Unique designs, colors set Helena-built drift boats apart
BILLINGS – The trout don’t care, but the bright tie-dye patterned oars and angler braces and the hook-jawed brown trout from hell painted on each side of the hull make Garry Stocker’s drift boat one of the most stylish crafts on western Montana’s rivers.
“His is about as bright as they get,” said Mike Ward, co-owner of Adipose Boatworks in Helena, which built the customized craft. “He’s got about everything imaginable in that boat.”
In an angling world where subdued colors like tan, light blue, green and grey are standard, Stocker’s boat rocks the rivers where it’s rowed.
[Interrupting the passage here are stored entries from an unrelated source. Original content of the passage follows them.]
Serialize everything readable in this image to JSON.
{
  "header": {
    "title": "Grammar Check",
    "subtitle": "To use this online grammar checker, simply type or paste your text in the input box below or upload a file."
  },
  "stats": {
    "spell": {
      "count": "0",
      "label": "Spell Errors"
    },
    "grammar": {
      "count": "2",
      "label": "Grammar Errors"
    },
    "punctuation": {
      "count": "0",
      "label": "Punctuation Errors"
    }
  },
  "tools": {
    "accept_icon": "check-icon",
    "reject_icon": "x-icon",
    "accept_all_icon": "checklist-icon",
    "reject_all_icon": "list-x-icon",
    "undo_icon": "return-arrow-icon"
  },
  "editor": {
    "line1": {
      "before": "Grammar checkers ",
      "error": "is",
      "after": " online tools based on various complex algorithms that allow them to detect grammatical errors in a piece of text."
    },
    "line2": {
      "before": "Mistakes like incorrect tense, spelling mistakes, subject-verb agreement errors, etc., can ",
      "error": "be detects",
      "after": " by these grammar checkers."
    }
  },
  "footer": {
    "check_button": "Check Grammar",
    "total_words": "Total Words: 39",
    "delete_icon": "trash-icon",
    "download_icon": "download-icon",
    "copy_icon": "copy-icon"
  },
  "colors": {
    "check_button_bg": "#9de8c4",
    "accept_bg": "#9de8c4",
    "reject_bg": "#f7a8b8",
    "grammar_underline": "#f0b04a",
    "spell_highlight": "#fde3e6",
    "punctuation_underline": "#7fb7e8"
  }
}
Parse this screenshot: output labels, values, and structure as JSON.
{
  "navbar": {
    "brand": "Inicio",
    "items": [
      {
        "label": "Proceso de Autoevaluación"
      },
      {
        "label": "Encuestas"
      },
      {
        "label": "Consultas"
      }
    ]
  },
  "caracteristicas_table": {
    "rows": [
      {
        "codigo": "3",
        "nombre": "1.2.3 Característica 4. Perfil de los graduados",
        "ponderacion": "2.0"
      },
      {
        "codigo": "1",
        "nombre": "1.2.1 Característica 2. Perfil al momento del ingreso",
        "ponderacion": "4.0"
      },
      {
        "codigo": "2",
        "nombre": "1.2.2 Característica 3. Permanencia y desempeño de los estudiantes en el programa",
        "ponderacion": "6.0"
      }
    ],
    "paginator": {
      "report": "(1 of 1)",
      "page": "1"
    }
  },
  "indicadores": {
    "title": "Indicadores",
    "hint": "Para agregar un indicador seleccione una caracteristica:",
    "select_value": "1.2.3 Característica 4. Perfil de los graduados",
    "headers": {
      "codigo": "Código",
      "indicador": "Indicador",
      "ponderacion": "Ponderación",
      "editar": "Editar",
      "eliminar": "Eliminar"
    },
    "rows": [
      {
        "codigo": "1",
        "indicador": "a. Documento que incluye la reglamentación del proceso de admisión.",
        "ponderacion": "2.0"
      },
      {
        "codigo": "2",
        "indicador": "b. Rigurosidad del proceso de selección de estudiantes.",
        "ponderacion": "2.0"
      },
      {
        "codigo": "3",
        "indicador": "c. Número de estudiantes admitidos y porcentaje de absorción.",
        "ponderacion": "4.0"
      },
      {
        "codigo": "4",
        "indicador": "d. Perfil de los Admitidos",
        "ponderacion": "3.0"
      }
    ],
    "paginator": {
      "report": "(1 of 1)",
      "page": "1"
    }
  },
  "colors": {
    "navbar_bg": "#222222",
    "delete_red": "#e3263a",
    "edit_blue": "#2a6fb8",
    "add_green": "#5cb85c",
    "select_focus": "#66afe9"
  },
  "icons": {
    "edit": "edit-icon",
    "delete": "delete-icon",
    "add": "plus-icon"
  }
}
It’s like blaring heavy metal at a classical music concert.
“It’s just really cool to see it going down the river and the fish are basically eating the waterline,” said Joan Stocker, Garry’s wife.
The Stockers own Montana Fly Goods in Helena. They also operate Big Sky Expeditions, a fishing outfitting business that mainly guides on the busy Missouri and hard-to-get-on Smith rivers, although they also travel to the state’s other premier trout waters.
It was about three years ago that Stocker got his Flow skiff from the hometown manufacturer. One of his employees, Nick Lulow, designed the killer brown trout emblazoned on the sides. Lulo also created a Montana Fly Goods sticker that features a cowboy hat-wearing skull with sunglasses. The hat has a red, white and blue bandana, just like Garry’s straw cowboy hat. Behind the skull are crossed fly rods and below are two of the killer brown trout.
“Just the Adipose boat is great,” Joan said. “But Garry is a pretty colorful guy, so to make it more like him is neat.”
In addition to the artistic touches, the boat is tricked out with some no-nonsense amenities like a built-in 10-foot rod-storage compartment, built-in tie downs on the galvanized, no-rust trailer and lots of room inside the 15-foot-long, 6-foot-wide boat for a cooler and three people.
Joan said the boat was a family affair. She surprised Garry with the bright oars and casting braces. Her son helped build the boat’s boxes and cover.
The made-in-Montana boats have grown in popularity across the United States since Adipose Boatworks opened in November 2009. Co-owner Tracy Allen is credited with the unique skiff-like design that makes for a stable, low, easy-to-row craft.
“Tracy made about 16 boats himself out of wood, aluminum and then fiberglass,” Ward said.
When Ward, then a fishing guide, rowed Allen’s skiff he lobbied him to make more. Then the two went into business together.
“It is 40 percent easier to row,” which is huge for guides who spend months on the water, Ward said.
“I can over-row it,” Joan said. “It’s so easy to row that you can hold it so much easier.”
About the only change from the original fiberglass design was the addition of the casting braces in 2011, Ward said.
“I like sitting down because I like being closer to the fish,” he said. “But I understand it’s not all about what I want.”
The boats have become so popular that Ward said they sell faster than his shop can make them.
“It takes about two weeks to build a boat,” he said. “This year we’re shooting for 75 boats.”
That’s more than they originally were producing as they learned the best techniques and the ins and outs of the fiberglass manufacturing process. The first boat took three months to build.
“It was a steep learning curve,” Ward said.
The company gets its name from the adipose fin on a fish, located on their back between the dorsal fin and tail. On hatchery-bred steelhead and salmon, fish managers clip off the adipose fin to show they are not wild and can be kept by anglers.
“So every fish with an adipose fin is a wild fish,” Ward said. “There’s just something about fishing in places where fish are wild and self-sustaining.”